A new beginning, a different start. Tonight, while I am cleaning, checking email, doing myspace, and such. I am listening to some cds. It's been awhile since I actually listened to music, can you believe that I am saying that? I am listening to my country. It stems from my childhood, I am well rounded in my music. I love a little bit of every thing. Old, new, in between, and odd stuff that some people never heard of. Living with a man, who had a massive collection of music. I gave so many cds, cassettes, and lps away that I looked like a freak. I kept some for myself, don't get me wrong. I like Reba McEntire, yes, she isn't the best singer in the world, but she happens to choose thought out and passionate songs. I have to be in the mood for her, just like any of the music that I happen to have in my collection. I have to be in the mood, the only artist that I am in the mood for all the time is Tori Amos. This one song caught me off guard by Reba tonight. In fact, I replayed it a couple of times to make sure the words sung, were what I heard. This one section of the song, I absolutely triggered a thought into my head. How in the heck did the writter of this song get into my head? How did they know my life? How did they know period?

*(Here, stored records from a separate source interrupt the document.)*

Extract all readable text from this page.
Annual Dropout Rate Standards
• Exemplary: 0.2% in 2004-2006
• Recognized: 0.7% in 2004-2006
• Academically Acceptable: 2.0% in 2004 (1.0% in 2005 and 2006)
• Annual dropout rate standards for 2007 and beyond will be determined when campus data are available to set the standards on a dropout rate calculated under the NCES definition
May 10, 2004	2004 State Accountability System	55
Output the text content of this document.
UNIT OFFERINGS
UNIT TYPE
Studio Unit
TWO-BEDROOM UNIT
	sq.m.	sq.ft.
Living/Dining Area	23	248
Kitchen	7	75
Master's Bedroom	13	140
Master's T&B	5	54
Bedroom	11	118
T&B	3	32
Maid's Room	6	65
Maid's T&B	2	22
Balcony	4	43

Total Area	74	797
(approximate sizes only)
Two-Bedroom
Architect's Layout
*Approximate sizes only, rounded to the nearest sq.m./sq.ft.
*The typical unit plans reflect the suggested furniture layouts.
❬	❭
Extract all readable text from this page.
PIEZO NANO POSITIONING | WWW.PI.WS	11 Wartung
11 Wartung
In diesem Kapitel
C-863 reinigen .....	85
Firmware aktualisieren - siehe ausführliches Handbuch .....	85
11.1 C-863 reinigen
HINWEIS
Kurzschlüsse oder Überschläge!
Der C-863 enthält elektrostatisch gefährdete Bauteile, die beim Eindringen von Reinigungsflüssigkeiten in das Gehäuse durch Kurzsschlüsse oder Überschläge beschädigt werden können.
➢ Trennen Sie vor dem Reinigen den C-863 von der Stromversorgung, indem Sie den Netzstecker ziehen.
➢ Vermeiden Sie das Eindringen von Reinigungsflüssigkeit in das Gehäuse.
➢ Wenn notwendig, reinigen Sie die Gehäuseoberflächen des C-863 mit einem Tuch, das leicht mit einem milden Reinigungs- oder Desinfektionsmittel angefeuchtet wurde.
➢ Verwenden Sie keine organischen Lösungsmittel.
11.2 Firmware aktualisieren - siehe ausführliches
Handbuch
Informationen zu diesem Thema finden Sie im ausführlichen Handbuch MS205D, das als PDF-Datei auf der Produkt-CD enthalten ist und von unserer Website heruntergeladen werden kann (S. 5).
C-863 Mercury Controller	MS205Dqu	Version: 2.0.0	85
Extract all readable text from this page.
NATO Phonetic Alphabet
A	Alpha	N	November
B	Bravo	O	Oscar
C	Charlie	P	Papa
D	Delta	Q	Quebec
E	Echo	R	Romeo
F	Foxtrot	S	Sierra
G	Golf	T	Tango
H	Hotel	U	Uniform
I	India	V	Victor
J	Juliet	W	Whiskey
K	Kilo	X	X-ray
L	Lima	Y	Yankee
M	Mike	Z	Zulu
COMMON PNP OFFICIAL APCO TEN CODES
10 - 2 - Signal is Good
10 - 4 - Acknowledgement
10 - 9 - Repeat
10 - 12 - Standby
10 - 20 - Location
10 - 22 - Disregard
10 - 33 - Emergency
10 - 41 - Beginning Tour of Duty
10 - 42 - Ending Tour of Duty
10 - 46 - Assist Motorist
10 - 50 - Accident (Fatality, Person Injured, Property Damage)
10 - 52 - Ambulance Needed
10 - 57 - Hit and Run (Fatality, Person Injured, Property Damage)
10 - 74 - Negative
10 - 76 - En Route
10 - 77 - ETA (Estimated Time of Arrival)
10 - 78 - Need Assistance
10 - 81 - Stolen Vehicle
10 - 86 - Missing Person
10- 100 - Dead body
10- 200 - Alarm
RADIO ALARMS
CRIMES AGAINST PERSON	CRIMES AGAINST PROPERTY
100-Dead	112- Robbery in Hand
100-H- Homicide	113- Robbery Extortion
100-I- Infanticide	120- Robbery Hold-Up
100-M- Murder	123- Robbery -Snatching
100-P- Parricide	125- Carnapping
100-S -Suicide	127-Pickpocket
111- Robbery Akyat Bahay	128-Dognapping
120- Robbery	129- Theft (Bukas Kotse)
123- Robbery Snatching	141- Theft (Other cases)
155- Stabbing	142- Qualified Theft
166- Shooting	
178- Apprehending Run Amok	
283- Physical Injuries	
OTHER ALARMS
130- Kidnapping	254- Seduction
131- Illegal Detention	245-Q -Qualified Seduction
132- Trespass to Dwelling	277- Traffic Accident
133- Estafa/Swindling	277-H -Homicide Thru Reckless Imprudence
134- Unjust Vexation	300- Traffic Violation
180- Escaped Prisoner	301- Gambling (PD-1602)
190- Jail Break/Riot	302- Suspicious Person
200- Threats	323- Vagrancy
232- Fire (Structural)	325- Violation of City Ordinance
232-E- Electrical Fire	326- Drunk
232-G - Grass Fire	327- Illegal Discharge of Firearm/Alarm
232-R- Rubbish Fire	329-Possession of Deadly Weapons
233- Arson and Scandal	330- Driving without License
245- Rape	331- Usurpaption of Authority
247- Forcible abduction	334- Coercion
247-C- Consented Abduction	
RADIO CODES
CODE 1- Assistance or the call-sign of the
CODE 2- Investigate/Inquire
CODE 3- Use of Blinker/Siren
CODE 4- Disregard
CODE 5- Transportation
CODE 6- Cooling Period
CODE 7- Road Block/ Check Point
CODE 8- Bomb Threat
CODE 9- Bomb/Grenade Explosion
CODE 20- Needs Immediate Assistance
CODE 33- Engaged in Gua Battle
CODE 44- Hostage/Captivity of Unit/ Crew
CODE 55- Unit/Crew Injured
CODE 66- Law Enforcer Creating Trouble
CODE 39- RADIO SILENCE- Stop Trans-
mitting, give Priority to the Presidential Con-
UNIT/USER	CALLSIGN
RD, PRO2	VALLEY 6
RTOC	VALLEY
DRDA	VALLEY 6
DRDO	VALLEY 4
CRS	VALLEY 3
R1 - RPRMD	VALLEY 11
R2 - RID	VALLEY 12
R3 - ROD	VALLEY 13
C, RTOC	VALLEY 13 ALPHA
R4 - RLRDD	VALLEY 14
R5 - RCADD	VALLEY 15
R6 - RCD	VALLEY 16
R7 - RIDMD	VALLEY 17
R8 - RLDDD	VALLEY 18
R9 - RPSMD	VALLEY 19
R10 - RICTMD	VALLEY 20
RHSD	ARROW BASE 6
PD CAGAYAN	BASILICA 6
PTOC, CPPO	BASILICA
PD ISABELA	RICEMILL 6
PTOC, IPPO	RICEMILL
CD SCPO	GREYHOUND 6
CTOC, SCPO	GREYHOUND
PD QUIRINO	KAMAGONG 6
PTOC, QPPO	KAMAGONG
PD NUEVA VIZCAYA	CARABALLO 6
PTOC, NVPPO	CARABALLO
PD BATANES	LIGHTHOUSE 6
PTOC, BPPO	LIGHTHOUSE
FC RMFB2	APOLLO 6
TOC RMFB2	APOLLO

I experience that in songs all the time. I experience that not only in songs, but in books, tv, movies, and all kinds of things. Lately, my eyes have been open to a lot of the things around me. The people in my life, friends, family, neighbors, grocery clerks, other students, and artists. The part of the song that blew me out of the water.....
What i was so afraid ofTurned out to be my freedom in disguiseNow i know what i'm made ofGuess it just took some time to realizeI was blind i couldn't tellPut too much faith in someone elseI gave up on myself
Giving up on myself, I have done this.... I am in the process of mucking through the crap to get to the other side of life, my life.